How to test ApplicationImpersonation permission in Exchange

When using tools like TimeTrade or Unified Communications systems, you need to set-up an MS Exchange service account with ApplicationImpersonation permission. This permission allows the service account to read and write other user’s mailboxes within your organization (all of them or scoped using a filter). If you need to confirm that the permissions were granted correctly when you’re troubleshooting something here’s how you can do it.

METHOD 1: EWSEDITOR

EWSEditor is a cool open-source tool that can be used (among other very helpful things) to test EWS impersonation. You can download it here. (ALWAYS scan downloaded files using an up-to-date antivirus!) After running EWSEditor.exe, click “File -> New Exchange service…”

For simplicity, uncheck “Autodiscover URL” and check “Service URL” (please note that in some advanced scenarios you’ll have to use autodiscover). Populate the URL with your EWS url or click “365 default” if using Office365 (please note that the URL will be different for Government, Chinese or German clouds). Switch authentication to “Use the following credentials” and type the full UPN of your service account and its password. Check the “EWS impersonation” and “Set X-AnchorMailbox” checkboxes and type email address of a user within management scope of the service account. Click “OK”.

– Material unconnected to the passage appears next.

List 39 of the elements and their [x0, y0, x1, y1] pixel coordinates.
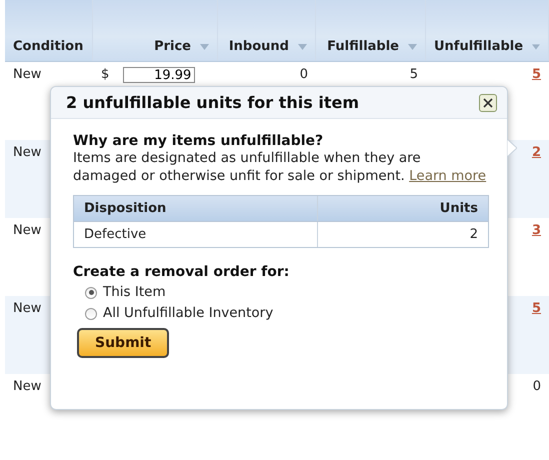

If everything is configured properly, you will be prompted to automatically open mailbox root (click “Yes”) and will be presented with the tree view of the target mailbox contents. In this example we successfully used svc-impersonator@mycompany.org to open testuser@mycompany.org, so ApplicationImpersonation permission is working correctly.

METHOD 2: MANAGED EWS API AND POWERSHELL

Download and install Managed EWS API here. (ALWAYS scan downloaded files using an up-to-date antivirus!) Open PowerShell session (no need for Exchange Management Shell, regular ISE should do it).

Copy, paste and run the following script:

Import-Module "C:\Program Files\Microsoft\Exchange\Web Services\2.2\Microsoft.Exchange.WebServices.dll"
$exchangeCredentials = Get-Credential -Message "Please enter the credentials of the service account with ApplicationImpersonation management role"
$mailboxName = Read-Host -Prompt "Please enter the target mailbox to open"
$EWSurl = if (($EWSurl = Read-Host "Please enter the EWS URL [press Enter to use O365 default]") -eq '') {"https://outlook.office365.com/EWS/Exchange.asmx"} else {$EWSurl}
$EWSconnection = New-Object -TypeName Microsoft.Exchange.WebServices.Data.ExchangeService([Microsoft.Exchange.WebServices.Data.ExchangeVersion]::Exchange2013_SP1);
$EWSconnection.Credentials = New-Object -TypeName Microsoft.Exchange.WebServices.Data.WebCredentials($exchangeCredentials.UserName, $exchangeCredentials.GetNetworkCredential().Password)
$EWSconnection.Url = $EWSurl
$sourceFolderName = New-Object Microsoft.Exchange.WebServices.Data.FolderId([Microsoft.Exchange.WebServices.Data.WellKnownFolderName]::Inbox)
$EWSconnection.ImpersonatedUserId = New-Object Microsoft.Exchange.WebServices.Data.ImpersonatedUserId([Microsoft.Exchange.WebServices.Data.ConnectingIdType]::SmtpAddress, $mailboxName)
$EWSconnection.HttpHeaders.Add("X-AnchorMailbox", $mailboxName)
$sourceFolder = [Microsoft.Exchange.WebServices.Data.Folder]::Bind($EWSconnection, $sourceFolderName)
$sourceFolder.Load()
$itemView = New-Object Microsoft.Exchange.WebServices.Data.ItemView(20)
$items = $EWSconnection.Finditems($sourceFolder.id, $null, $itemView)
$sourceFolder.Load()
$selectedEmail = $items | Out-GridView -OutputMode Single -Title "20 most recent emails in inbox"

You will be prompted for the credentials of a service account, email address of a target mailbox and EWS URL (just press “Enter” to use O365 default). If everything is configured properly, you will see a popup with the metadata of the 20 most recent emails in the target user’s inbox. If you see any errors, doublecheck the service account credentials and its permissions.